TabloidNova.com - Dua hari ini, Australia dikejutkan dengan berita tentang pembunuhan seorang Warga Negara Indonesia bernama Mayang Prasetyo. Berbondong-bondong, media Australia menulis kisah Mayang, seorang transgender yang diisukan juga bekerja sebagai gadis panggilan dengan bayaran selangit.
Sementara sang pembunuhnya, Marcus Valke, adalah seorang chef yang di laman Facebooknya mengaku anti-kekerasan terhadap perempuan.
Berita yang menyudutkan posisi Mayang ini kemudian banyak pula dikritisi oleh jurnalis Negeri Kangguru.
Amy Gray dari The Guardian, misalnya, menuliskan sebuah artikel bernas dengan judul panjang, "Mayang Prasetyo tidak dibunuh karena jenis kelamin atau pekerjaannya. Dia meninggal karena ada seorang pria yang merasa berhak untuk mencabut nyawanya."
Dalam artikel yang menuai banyak pujian di Twitter dan Facebook tersebut, Amy menegaskan bahwa semestinya kasus ini dipandang sebagai kasus KDRT yang mengkhawatirkan, tanpa menyorot jenis kelamin maupun pekerjaan Mayang. Secara statistik, di negara manapun, rumah adalah tempat yang paling berbahaya bagi seorang wanita. Ini tentu berkaitan dengan tingginya angka KDRT yang mengakibatkan wanita kehilangan nyawa.

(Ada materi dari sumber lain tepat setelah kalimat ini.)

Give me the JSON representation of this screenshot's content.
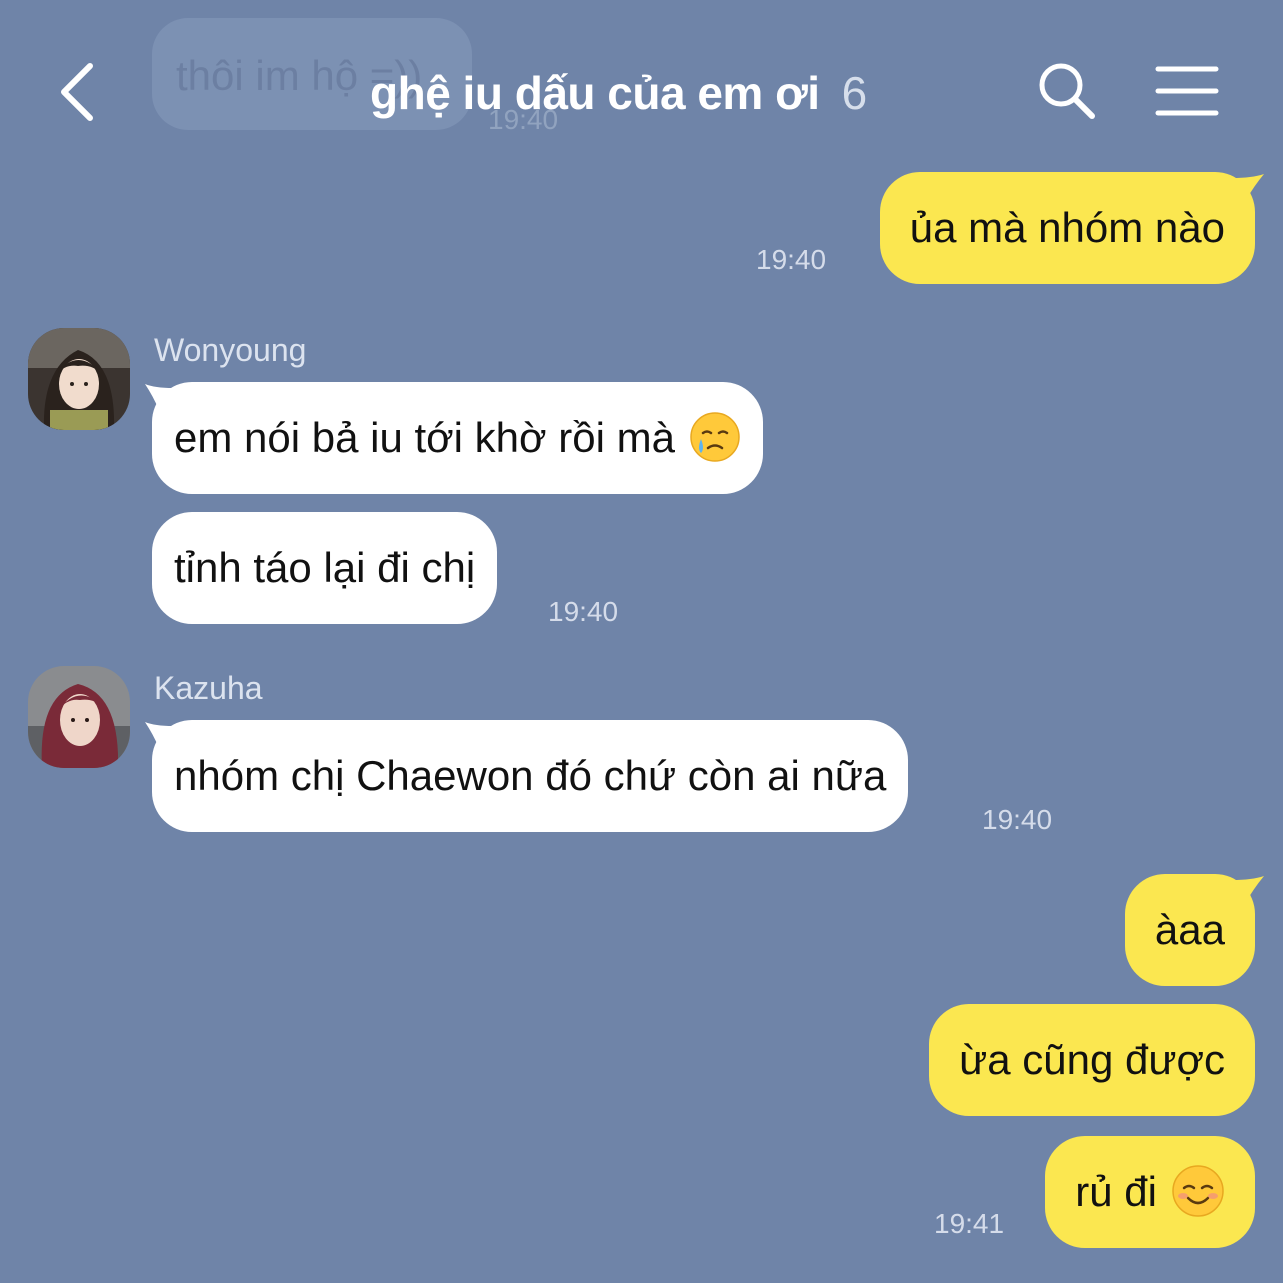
{
  "header": {
    "title": "ghệ iu dấu của em ơi",
    "member_count": "6",
    "back_icon": "chevron-left-icon",
    "search_icon": "search-icon",
    "menu_icon": "hamburger-menu-icon"
  },
  "faded_message": {
    "text": "thôi im hộ =))",
    "time": "19:40"
  },
  "messages": [
    {
      "from": "me",
      "text": "ủa mà nhóm nào",
      "time": "19:40"
    },
    {
      "from": "Wonyoung",
      "text": "em nói bả iu tới khờ rồi mà",
      "emoji": "crying-smile-emoji"
    },
    {
      "from": "Wonyoung",
      "text": "tỉnh táo lại đi chị",
      "time": "19:40"
    },
    {
      "from": "Kazuha",
      "text": "nhóm chị Chaewon đó chứ còn ai nữa",
      "time": "19:40"
    },
    {
      "from": "me",
      "text": "àaa"
    },
    {
      "from": "me",
      "text": "ừa cũng được"
    },
    {
      "from": "me",
      "text": "rủ đi",
      "emoji": "smiling-blush-emoji",
      "time": "19:41"
    }
  ],
  "senders": {
    "wonyoung": "Wonyoung",
    "kazuha": "Kazuha"
  },
  "colors": {
    "background": "#6f84a8",
    "my_bubble": "#fbe750",
    "their_bubble": "#ffffff"
  }
}
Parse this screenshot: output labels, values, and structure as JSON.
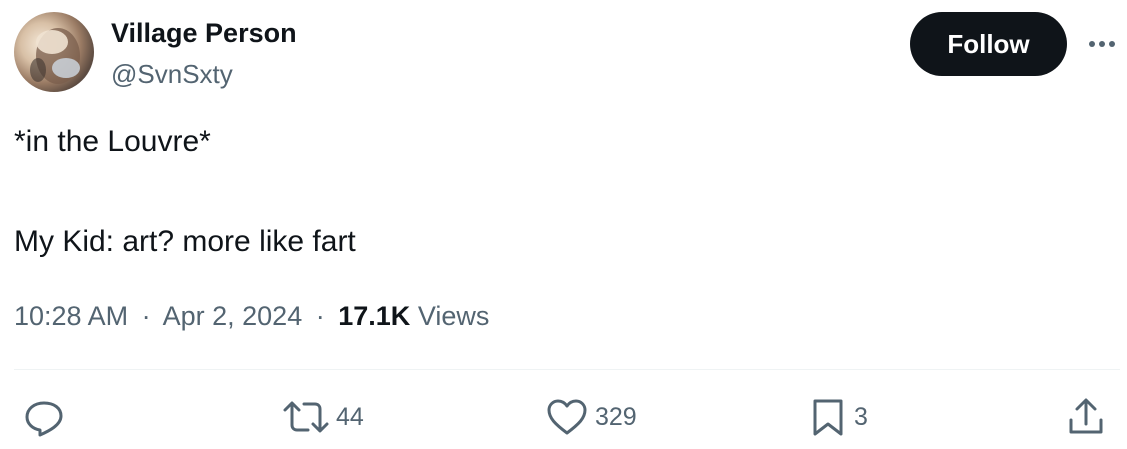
{
  "author": {
    "display_name": "Village Person",
    "handle": "@SvnSxty"
  },
  "header": {
    "follow_label": "Follow",
    "more_icon": "more-horizontal-icon"
  },
  "tweet": {
    "line1": "*in the Louvre*",
    "line2": "My Kid: art? more like fart"
  },
  "meta": {
    "time": "10:28 AM",
    "date": "Apr 2, 2024",
    "separator": "·",
    "views_count": "17.1K",
    "views_label": "Views"
  },
  "actions": {
    "reply": {
      "icon": "reply-icon",
      "count": ""
    },
    "retweet": {
      "icon": "retweet-icon",
      "count": "44"
    },
    "like": {
      "icon": "heart-icon",
      "count": "329"
    },
    "bookmark": {
      "icon": "bookmark-icon",
      "count": "3"
    },
    "share": {
      "icon": "share-icon",
      "count": ""
    }
  },
  "colors": {
    "text_primary": "#0f1419",
    "text_secondary": "#536471",
    "divider": "#eff3f4",
    "follow_bg": "#0f1419",
    "follow_text": "#ffffff"
  }
}
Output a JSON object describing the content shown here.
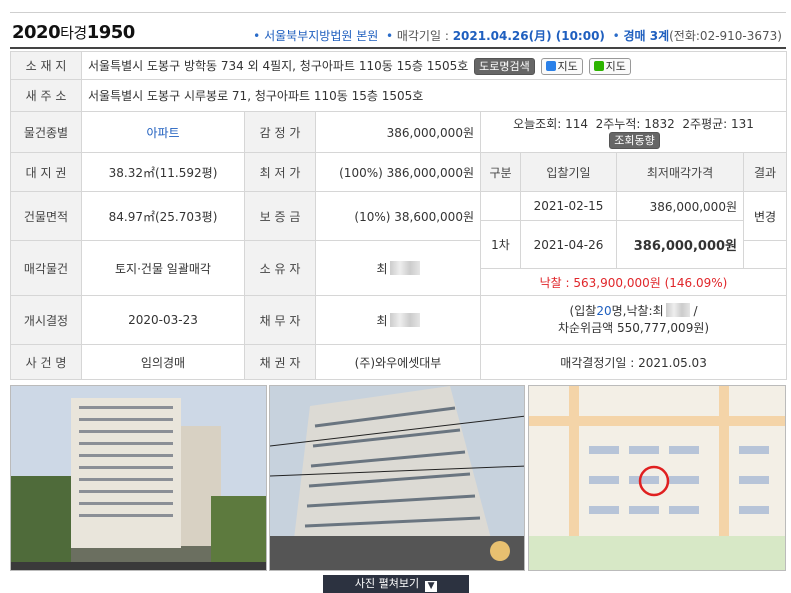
{
  "header": {
    "case_year": "2020",
    "case_kind": "타경",
    "case_num": "1950",
    "court": "서울북부지방법원 본원",
    "sale_date_label": "매각기일 : ",
    "sale_date": "2021.04.26(月) (10:00)",
    "dept": "경매 3계",
    "tel": "(전화:02-910-3673)"
  },
  "rows": {
    "location_label": "소 재 지",
    "location": "서울특별시 도봉구 방학동 734 외 4필지, 청구아파트 110동 15층 1505호",
    "road_search": "도로명검색",
    "map1": "지도",
    "map2": "지도",
    "new_addr_label": "새 주 소",
    "new_addr": "서울특별시 도봉구 시루봉로 71, 청구아파트 110동 15층 1505호",
    "type_label": "물건종별",
    "type": "아파트",
    "appraisal_label": "감 정 가",
    "appraisal": "386,000,000원",
    "land_label": "대 지 권",
    "land": "38.32㎡(11.592평)",
    "min_label": "최 저 가",
    "min": "(100%) 386,000,000원",
    "bldg_label": "건물면적",
    "bldg": "84.97㎡(25.703평)",
    "deposit_label": "보 증 금",
    "deposit": "(10%) 38,600,000원",
    "item_label": "매각물건",
    "item": "토지·건물 일괄매각",
    "owner_label": "소 유 자",
    "owner": "최",
    "start_label": "개시결정",
    "start": "2020-03-23",
    "debtor_label": "채 무 자",
    "debtor": "최",
    "case_label": "사 건 명",
    "case_name": "임의경매",
    "creditor_label": "채 권 자",
    "creditor": "(주)와우에셋대부"
  },
  "stats": {
    "views": "오늘조회: 114  2주누적: 1832  2주평균: 131",
    "trend_btn": "조회동향"
  },
  "bids": {
    "col1": "구분",
    "col2": "입찰기일",
    "col3": "최저매각가격",
    "col4": "결과",
    "rows": [
      {
        "round": "",
        "date": "2021-02-15",
        "price": "386,000,000원",
        "result": "변경"
      },
      {
        "round": "1차",
        "date": "2021-04-26",
        "price": "386,000,000원",
        "result": ""
      }
    ],
    "winning": "낙찰 : 563,900,000원",
    "winning_pct": "(146.09%)",
    "bidders_pre": "(입찰",
    "bidders_num": "20",
    "bidders_post": "명,낙찰:최",
    "bidders_end": " /",
    "second": "차순위금액 550,777,009원)",
    "decision": "매각결정기일 : 2021.05.03"
  },
  "photos_toggle": "사진 펼쳐보기"
}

Di Australia sendiri, tingkat KDRT atau disana disebut sebagai Family Violance (FV) dan Intimate Partner Violance (IPV) menunjukkan fakta yang cukup mengkhawatirkan.
Dilansir oleh Dailylife, berikut fakta-fakta tentang FV dan IPV di negara Australia, menurut The Australian Institute of Criminology.
- Satu orang wanita di Australia meninggal setiap hari di tangan pasangan atau bekas pasangannya.
- Periode waktu paling berbahaya bagi wanita korban FV dan IPV adalah ketika sang wanita meninggalkan pasangan, misalnya ketika ia hendak keluar rumah dalam upaya melarikan diri dari pasangan. Inilah waktu pembunuhan paling tinggi.
- Fakta menyebut, 36% kasus pembunuhan di Australia terjadi di rumah tangga.
- Dari kasus KDRT di atas, 73% di antaranya adalah pembunuhan wanita oleh pasangan pria.